A business organization has legal responsibilities when it comes to data access, control, and management. The government has recently issued an opinion regarding disclosure requirements for the so-called “inferred data” which comprise of internally generated inferences within the context of a consumer’s right of access request. California Civil Code Section 1798.140(v)(1)(K) defines “inferred data” as inferences drawn from a consumer’s personal information to create a profile which reflects the consumer’s preferences, characteristics, psychological trends, predispositions, behaviors, attitudes, intelligence, abilities and aptitudes.
Under California Civil Code Section 1798.110(a)(1), consumers have the right to know the specific pieces of personal information a business organization has collected about them. The California Consumer Privacy Act (“CCPA”) did not address inferred data in its provisions and only implied that businesses should disclose personal data they collected from consumers. However, the Attorney General’s Office issued Opinion No. 20-303 to address whether business organizations that are subject to the CCPA should include inferred data when a consumer submits a Data Subject Access Request (“DSAR”). In short, with limited exceptions (e.g., trade secret protection), the answer was affirmative.
The question is whether inferred data elements fall under trade secret protection rules. In his opinion, the state Attorney General stated that the CCPA only mandates a business to share the product of its internal algorithms even though the algorithms themselves are protected trade secrets. In fact, internal algorithms fall under the classic definition of trade secrets because they’re not publicly accessible to competitors, they confer a competitive advantage, their secrecy is maintained from external disclosure.
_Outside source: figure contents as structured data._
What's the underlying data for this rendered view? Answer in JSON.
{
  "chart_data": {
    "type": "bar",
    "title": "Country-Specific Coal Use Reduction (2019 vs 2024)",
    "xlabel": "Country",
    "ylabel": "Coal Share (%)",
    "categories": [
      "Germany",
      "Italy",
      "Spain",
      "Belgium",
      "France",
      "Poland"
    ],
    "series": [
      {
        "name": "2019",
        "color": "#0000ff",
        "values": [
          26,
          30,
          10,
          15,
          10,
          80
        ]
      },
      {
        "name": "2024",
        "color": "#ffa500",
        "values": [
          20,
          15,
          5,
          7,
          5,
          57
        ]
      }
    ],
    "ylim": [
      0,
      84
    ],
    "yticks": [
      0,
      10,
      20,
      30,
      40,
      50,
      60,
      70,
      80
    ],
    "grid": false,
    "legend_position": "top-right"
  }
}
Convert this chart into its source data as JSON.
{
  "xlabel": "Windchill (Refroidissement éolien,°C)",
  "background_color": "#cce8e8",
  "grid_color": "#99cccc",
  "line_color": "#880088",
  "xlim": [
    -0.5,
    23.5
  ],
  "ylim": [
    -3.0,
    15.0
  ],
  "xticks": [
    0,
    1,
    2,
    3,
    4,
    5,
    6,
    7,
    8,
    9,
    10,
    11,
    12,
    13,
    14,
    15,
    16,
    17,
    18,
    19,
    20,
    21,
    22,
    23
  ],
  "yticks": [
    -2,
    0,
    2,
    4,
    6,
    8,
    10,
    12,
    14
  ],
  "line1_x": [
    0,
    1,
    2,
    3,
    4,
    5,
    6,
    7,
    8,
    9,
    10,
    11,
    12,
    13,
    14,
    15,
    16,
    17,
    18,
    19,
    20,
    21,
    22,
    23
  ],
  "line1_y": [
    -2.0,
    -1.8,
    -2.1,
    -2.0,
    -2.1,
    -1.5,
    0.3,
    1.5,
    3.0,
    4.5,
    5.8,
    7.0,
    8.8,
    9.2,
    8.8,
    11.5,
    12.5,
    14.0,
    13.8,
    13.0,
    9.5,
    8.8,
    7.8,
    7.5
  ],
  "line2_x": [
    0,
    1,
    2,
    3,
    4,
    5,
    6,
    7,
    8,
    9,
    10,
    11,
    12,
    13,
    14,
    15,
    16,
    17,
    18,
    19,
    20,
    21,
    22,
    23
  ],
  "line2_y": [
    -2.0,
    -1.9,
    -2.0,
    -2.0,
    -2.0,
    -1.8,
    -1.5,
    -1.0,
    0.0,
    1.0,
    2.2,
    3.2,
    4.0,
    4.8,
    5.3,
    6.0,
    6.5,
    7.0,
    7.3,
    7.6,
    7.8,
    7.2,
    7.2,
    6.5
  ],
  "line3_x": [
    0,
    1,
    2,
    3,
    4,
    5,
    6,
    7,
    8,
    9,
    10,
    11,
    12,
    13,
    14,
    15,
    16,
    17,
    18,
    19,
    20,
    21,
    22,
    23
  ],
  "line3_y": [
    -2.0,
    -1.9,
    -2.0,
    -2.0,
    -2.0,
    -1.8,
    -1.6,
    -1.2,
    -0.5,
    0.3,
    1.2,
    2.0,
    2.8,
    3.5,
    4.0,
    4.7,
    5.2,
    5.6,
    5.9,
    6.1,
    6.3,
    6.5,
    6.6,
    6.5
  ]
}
See California Civil Code § 3426.1(d)(2) for more information about trade secrets. In fact, trade secrets include customer lists, processes, and software or commercial methods. It is conceivable, and probably foreseeable that, a business may withhold inferences because they’re protected trade secrets but it has the burden of proof. So, in short, a business has two options when it comes to disclosing inferred data. First, it can fulfill the DSAR according to the most recent opinion and face the risk of exposing its internal algorithm. Second, it can withhold the data inferences and face the risk of receiving a non-compliance notice from the state Attorney General’s office.